Escute-se por exemplo “Conditions Wild” ou “Heavy sails”; as melodias encantam, mas são as guitarras (eléctricas e acústicas) mais do que qualquer outro elemento que cativam e nos agarram aos temas. Para além destes, “Eyes of the lines” acolhe ainda a road song panorâmica que é  “Ancient Jules”, um  sincopado “Park Bench Smile”, assim como o hipnótico “Ark” que nasce nas seis cordas da uma guitarra acústica, prossegue numa espiral de wah wah, e lentamente desvanece até regressar à sonoridade acústica.

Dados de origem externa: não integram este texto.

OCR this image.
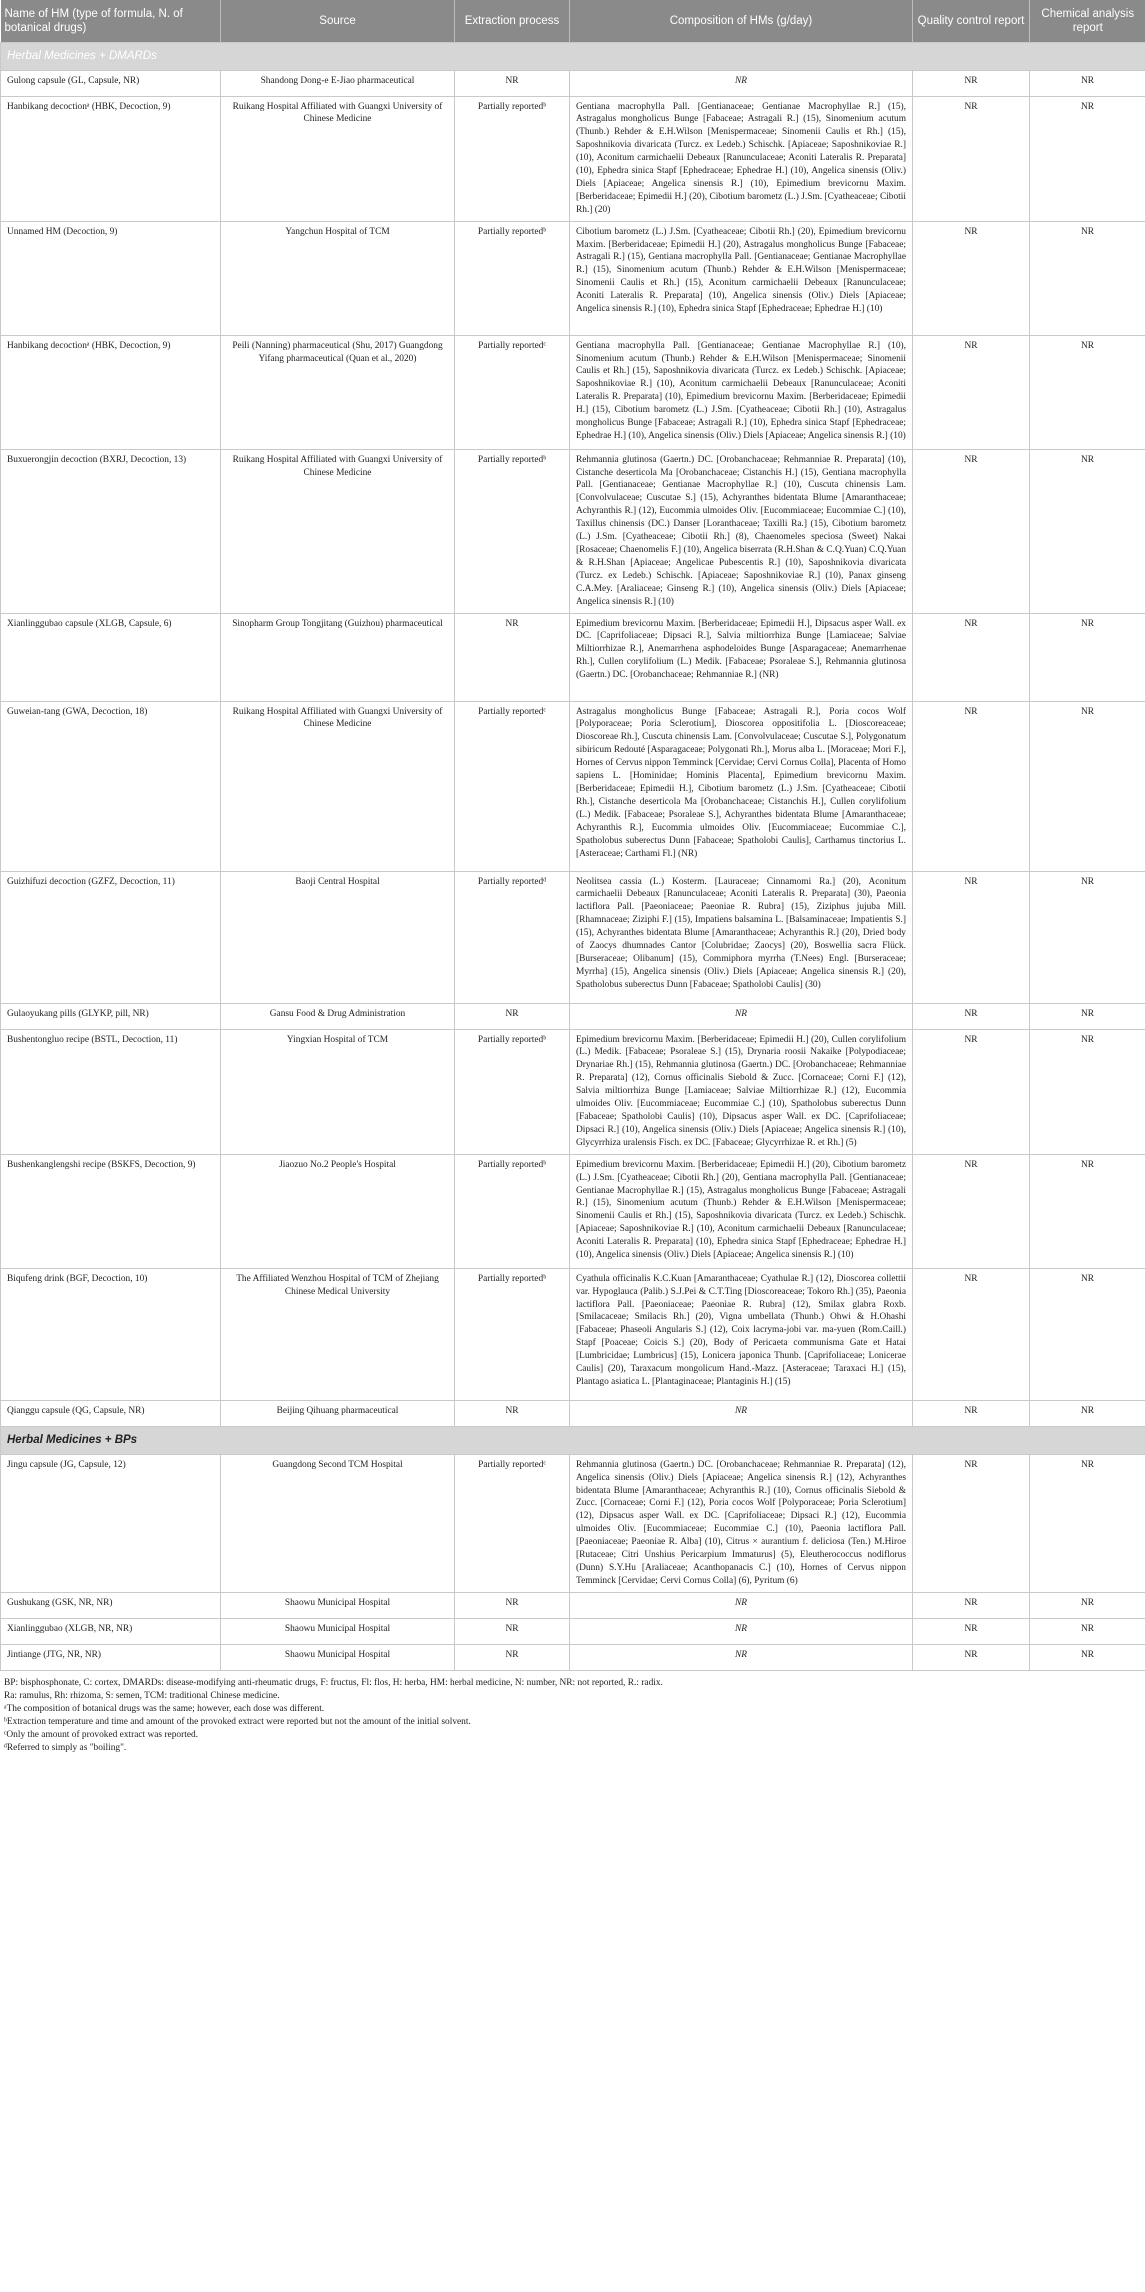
Name of HM (type of formula, N. of botanical drugs)	Source	Extraction process	Composition of HMs (g/day)	Quality control report	Chemical analysis report
Herbal Medicines + DMARDs					
Gulong capsule (GL, Capsule, NR)	Shandong Dong-e E-Jiao pharmaceutical	NR	NR	NR	NR
Hanbikang decoctionᵃ (HBK, Decoction, 9)	Ruikang Hospital Affiliated with Guangxi University of Chinese Medicine	Partially reportedᵇ	Gentiana macrophylla Pall. [Gentianaceae; Gentianae Macrophyllae R.] (15), Astragalus mongholicus Bunge [Fabaceae; Astragali R.] (15), Sinomenium acutum (Thunb.) Rehder & E.H.Wilson [Menispermaceae; Sinomenii Caulis et Rh.] (15), Saposhnikovia divaricata (Turcz. ex Ledeb.) Schischk. [Apiaceae; Saposhnikoviae R.] (10), Aconitum carmichaelii Debeaux [Ranunculaceae; Aconiti Lateralis R. Preparata] (10), Ephedra sinica Stapf [Ephedraceae; Ephedrae H.] (10), Angelica sinensis (Oliv.) Diels [Apiaceae; Angelica sinensis R.] (10), Epimedium brevicornu Maxim. [Berberidaceae; Epimedii H.] (20), Cibotium barometz (L.) J.Sm. [Cyatheaceae; Cibotii Rh.] (20)	NR	NR
Unnamed HM (Decoction, 9)	Yangchun Hospital of TCM	Partially reportedᵇ	Cibotium barometz (L.) J.Sm. [Cyatheaceae; Cibotii Rh.] (20), Epimedium brevicornu Maxim. [Berberidaceae; Epimedii H.] (20), Astragalus mongholicus Bunge [Fabaceae; Astragali R.] (15), Gentiana macrophylla Pall. [Gentianaceae; Gentianae Macrophyllae R.] (15), Sinomenium acutum (Thunb.) Rehder & E.H.Wilson [Menispermaceae; Sinomenii Caulis et Rh.] (15), Aconitum carmichaelii Debeaux [Ranunculaceae; Aconiti Lateralis R. Preparata] (10), Angelica sinensis (Oliv.) Diels [Apiaceae; Angelica sinensis R.] (10), Ephedra sinica Stapf [Ephedraceae; Ephedrae H.] (10)	NR	NR
Hanbikang decoctionᵃ (HBK, Decoction, 9)	Peili (Nanning) pharmaceutical (Shu, 2017) Guangdong Yifang pharmaceutical (Quan et al., 2020)	Partially reportedᶜ	Gentiana macrophylla Pall. [Gentianaceae; Gentianae Macrophyllae R.] (10), Sinomenium acutum (Thunb.) Rehder & E.H.Wilson [Menispermaceae; Sinomenii Caulis et Rh.] (15), Saposhnikovia divaricata (Turcz. ex Ledeb.) Schischk. [Apiaceae; Saposhnikoviae R.] (10), Aconitum carmichaelii Debeaux [Ranunculaceae; Aconiti Lateralis R. Preparata] (10), Epimedium brevicornu Maxim. [Berberidaceae; Epimedii H.] (15), Cibotium barometz (L.) J.Sm. [Cyatheaceae; Cibotii Rh.] (10), Astragalus mongholicus Bunge [Fabaceae; Astragali R.] (10), Ephedra sinica Stapf [Ephedraceae; Ephedrae H.] (10), Angelica sinensis (Oliv.) Diels [Apiaceae; Angelica sinensis R.] (10)	NR	NR
Buxuerongjin decoction (BXRJ, Decoction, 13)	Ruikang Hospital Affiliated with Guangxi University of Chinese Medicine	Partially reportedᵇ	Rehmannia glutinosa (Gaertn.) DC. [Orobanchaceae; Rehmanniae R. Preparata] (10), Cistanche deserticola Ma [Orobanchaceae; Cistanchis H.] (15), Gentiana macrophylla Pall. [Gentianaceae; Gentianae Macrophyllae R.] (10), Cuscuta chinensis Lam. [Convolvulaceae; Cuscutae S.] (15), Achyranthes bidentata Blume [Amaranthaceae; Achyranthis R.] (12), Eucommia ulmoides Oliv. [Eucommiaceae; Eucommiae C.] (10), Taxillus chinensis (DC.) Danser [Loranthaceae; Taxilli Ra.] (15), Cibotium barometz (L.) J.Sm. [Cyatheaceae; Cibotii Rh.] (8), Chaenomeles speciosa (Sweet) Nakai [Rosaceae; Chaenomelis F.] (10), Angelica biserrata (R.H.Shan & C.Q.Yuan) C.Q.Yuan & R.H.Shan [Apiaceae; Angelicae Pubescentis R.] (10), Saposhnikovia divaricata (Turcz. ex Ledeb.) Schischk. [Apiaceae; Saposhnikoviae R.] (10), Panax ginseng C.A.Mey. [Araliaceae; Ginseng R.] (10), Angelica sinensis (Oliv.) Diels [Apiaceae; Angelica sinensis R.] (10)	NR	NR
Xianlinggubao capsule (XLGB, Capsule, 6)	Sinopharm Group Tongjitang (Guizhou) pharmaceutical	NR	Epimedium brevicornu Maxim. [Berberidaceae; Epimedii H.], Dipsacus asper Wall. ex DC. [Caprifoliaceae; Dipsaci R.], Salvia miltiorrhiza Bunge [Lamiaceae; Salviae Miltiorrhizae R.], Anemarrhena asphodeloides Bunge [Asparagaceae; Anemarrhenae Rh.], Cullen corylifolium (L.) Medik. [Fabaceae; Psoraleae S.], Rehmannia glutinosa (Gaertn.) DC. [Orobanchaceae; Rehmanniae R.] (NR)	NR	NR
Guweian-tang (GWA, Decoction, 18)	Ruikang Hospital Affiliated with Guangxi University of Chinese Medicine	Partially reportedᶜ	Astragalus mongholicus Bunge [Fabaceae; Astragali R.], Poria cocos Wolf [Polyporaceae; Poria Sclerotium], Dioscorea oppositifolia L. [Dioscoreaceae; Dioscoreae Rh.], Cuscuta chinensis Lam. [Convolvulaceae; Cuscutae S.], Polygonatum sibiricum Redouté [Asparagaceae; Polygonati Rh.], Morus alba L. [Moraceae; Mori F.], Hornes of Cervus nippon Temminck [Cervidae; Cervi Cornus Colla], Placenta of Homo sapiens L. [Hominidae; Hominis Placenta], Epimedium brevicornu Maxim. [Berberidaceae; Epimedii H.], Cibotium barometz (L.) J.Sm. [Cyatheaceae; Cibotii Rh.], Cistanche deserticola Ma [Orobanchaceae; Cistanchis H.], Cullen corylifolium (L.) Medik. [Fabaceae; Psoraleae S.], Achyranthes bidentata Blume [Amaranthaceae; Achyranthis R.], Eucommia ulmoides Oliv. [Eucommiaceae; Eucommiae C.], Spatholobus suberectus Dunn [Fabaceae; Spatholobi Caulis], Carthamus tinctorius L. [Asteraceae; Carthami Fl.] (NR)	NR	NR
Guizhifuzi decoction (GZFZ, Decoction, 11)	Baoji Central Hospital	Partially reportedᵈ	Neolitsea cassia (L.) Kosterm. [Lauraceae; Cinnamomi Ra.] (20), Aconitum carmichaelii Debeaux [Ranunculaceae; Aconiti Lateralis R. Preparata] (30), Paeonia lactiflora Pall. [Paeoniaceae; Paeoniae R. Rubra] (15), Ziziphus jujuba Mill. [Rhamnaceae; Ziziphi F.] (15), Impatiens balsamina L. [Balsaminaceae; Impatientis S.] (15), Achyranthes bidentata Blume [Amaranthaceae; Achyranthis R.] (20), Dried body of Zaocys dhumnades Cantor [Colubridae; Zaocys] (20), Boswellia sacra Flück. [Burseraceae; Olibanum] (15), Commiphora myrrha (T.Nees) Engl. [Burseraceae; Myrrha] (15), Angelica sinensis (Oliv.) Diels [Apiaceae; Angelica sinensis R.] (20), Spatholobus suberectus Dunn [Fabaceae; Spatholobi Caulis] (30)	NR	NR
Gulaoyukang pills (GLYKP, pill, NR)	Gansu Food & Drug Administration	NR	NR	NR	NR
Bushentongluo recipe (BSTL, Decoction, 11)	Yingxian Hospital of TCM	Partially reportedᵇ	Epimedium brevicornu Maxim. [Berberidaceae; Epimedii H.] (20), Cullen corylifolium (L.) Medik. [Fabaceae; Psoraleae S.] (15), Drynaria roosii Nakaike [Polypodiaceae; Drynariae Rh.] (15), Rehmannia glutinosa (Gaertn.) DC. [Orobanchaceae; Rehmanniae R. Preparata] (12), Cornus officinalis Siebold & Zucc. [Cornaceae; Corni F.] (12), Salvia miltiorrhiza Bunge [Lamiaceae; Salviae Miltiorrhizae R.] (12), Eucommia ulmoides Oliv. [Eucommiaceae; Eucommiae C.] (10), Spatholobus suberectus Dunn [Fabaceae; Spatholobi Caulis] (10), Dipsacus asper Wall. ex DC. [Caprifoliaceae; Dipsaci R.] (10), Angelica sinensis (Oliv.) Diels [Apiaceae; Angelica sinensis R.] (10), Glycyrrhiza uralensis Fisch. ex DC. [Fabaceae; Glycyrrhizae R. et Rh.] (5)	NR	NR
Bushenkanglengshi recipe (BSKFS, Decoction, 9)	Jiaozuo No.2 People's Hospital	Partially reportedᵇ	Epimedium brevicornu Maxim. [Berberidaceae; Epimedii H.] (20), Cibotium barometz (L.) J.Sm. [Cyatheaceae; Cibotii Rh.] (20), Gentiana macrophylla Pall. [Gentianaceae; Gentianae Macrophyllae R.] (15), Astragalus mongholicus Bunge [Fabaceae; Astragali R.] (15), Sinomenium acutum (Thunb.) Rehder & E.H.Wilson [Menispermaceae; Sinomenii Caulis et Rh.] (15), Saposhnikovia divaricata (Turcz. ex Ledeb.) Schischk. [Apiaceae; Saposhnikoviae R.] (10), Aconitum carmichaelii Debeaux [Ranunculaceae; Aconiti Lateralis R. Preparata] (10), Ephedra sinica Stapf [Ephedraceae; Ephedrae H.] (10), Angelica sinensis (Oliv.) Diels [Apiaceae; Angelica sinensis R.] (10)	NR	NR
Biqufeng drink (BGF, Decoction, 10)	The Affiliated Wenzhou Hospital of TCM of Zhejiang Chinese Medical University	Partially reportedᵇ	Cyathula officinalis K.C.Kuan [Amaranthaceae; Cyathulae R.] (12), Dioscorea collettii var. Hypoglauca (Palib.) S.J.Pei & C.T.Ting [Dioscoreaceae; Tokoro Rh.] (35), Paeonia lactiflora Pall. [Paeoniaceae; Paeoniae R. Rubra] (12), Smilax glabra Roxb. [Smilacaceae; Smilacis Rh.] (20), Vigna umbellata (Thunb.) Ohwi & H.Ohashi [Fabaceae; Phaseoli Angularis S.] (12), Coix lacryma-jobi var. ma-yuen (Rom.Caill.) Stapf [Poaceae; Coicis S.] (20), Body of Pericaeta communisma Gate et Hatai [Lumbricidae; Lumbricus] (15), Lonicera japonica Thunb. [Caprifoliaceae; Lonicerae Caulis] (20), Taraxacum mongolicum Hand.-Mazz. [Asteraceae; Taraxaci H.] (15), Plantago asiatica L. [Plantaginaceae; Plantaginis H.] (15)	NR	NR
Qianggu capsule (QG, Capsule, NR)	Beijing Qihuang pharmaceutical	NR	NR	NR	NR
Herbal Medicines + BPs					
Jingu capsule (JG, Capsule, 12)	Guangdong Second TCM Hospital	Partially reportedᶜ	Rehmannia glutinosa (Gaertn.) DC. [Orobanchaceae; Rehmanniae R. Preparata] (12), Angelica sinensis (Oliv.) Diels [Apiaceae; Angelica sinensis R.] (12), Achyranthes bidentata Blume [Amaranthaceae; Achyranthis R.] (10), Cornus officinalis Siebold & Zucc. [Cornaceae; Corni F.] (12), Poria cocos Wolf [Polyporaceae; Poria Sclerotium] (12), Dipsacus asper Wall. ex DC. [Caprifoliaceae; Dipsaci R.] (12), Eucommia ulmoides Oliv. [Eucommiaceae; Eucommiae C.] (10), Paeonia lactiflora Pall. [Paeoniaceae; Paeoniae R. Alba] (10), Citrus × aurantium f. deliciosa (Ten.) M.Hiroe [Rutaceae; Citri Unshius Pericarpium Immaturus] (5), Eleutherococcus nodiflorus (Dunn) S.Y.Hu [Araliaceae; Acanthopanacis C.] (10), Hornes of Cervus nippon Temminck [Cervidae; Cervi Cornus Colla] (6), Pyritum (6)	NR	NR
Gushukang (GSK, NR, NR)	Shaowu Municipal Hospital	NR	NR	NR	NR
Xianlinggubao (XLGB, NR, NR)	Shaowu Municipal Hospital	NR	NR	NR	NR
Jintiange (JTG, NR, NR)	Shaowu Municipal Hospital	NR	NR	NR	NR
BP: bisphosphonate, C: cortex, DMARDs: disease-modifying anti-rheumatic drugs, F: fructus, Fl: flos, H: herba, HM: herbal medicine, N: number, NR: not reported, R.: radix.
Ra: ramulus, Rh: rhizoma, S: semen, TCM: traditional Chinese medicine.
ᵃThe composition of botanical drugs was the same; however, each dose was different.
ᵇExtraction temperature and time and amount of the provoked extract were reported but not the amount of the initial solvent.
ᶜOnly the amount of provoked extract was reported.
ᵈReferred to simply as "boiling".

Orgânico e ao mesmo tempo refinado, está encontrado um dos discos do ano.

24/08/14

Steve Gunn & Mike Cooper "Cantos de Lisboa"



A meio caminho entre a tradição e a inovação, “Cantos de Lisboa é o resultado da colaboração lisboeta entre dois artesãos da guitarra. Um, reputadíssimo ( Mike Cooper ), outro ( Steve Gunn ) a caminho de o ser.

Três ou quatro gerações separam Mike Cooper do novo prodígio americano, não obstante “Cantos de Lisboa” é uno na diversidade e sendo como é uma espécie de aguarela suscitada pelas cores, luz e cheiros de Lisboa, não se coíbe de fazer a ponte entre o passado do blues acústico ( “Pony Blues” ) e a iconoclastia/improvisação underground ( “Song for Charlie” ).

Pelo caminho ficam entretanto belos quadros impressionistas inspirados por Lisboa e pelas  suas sete colinas. Interessante.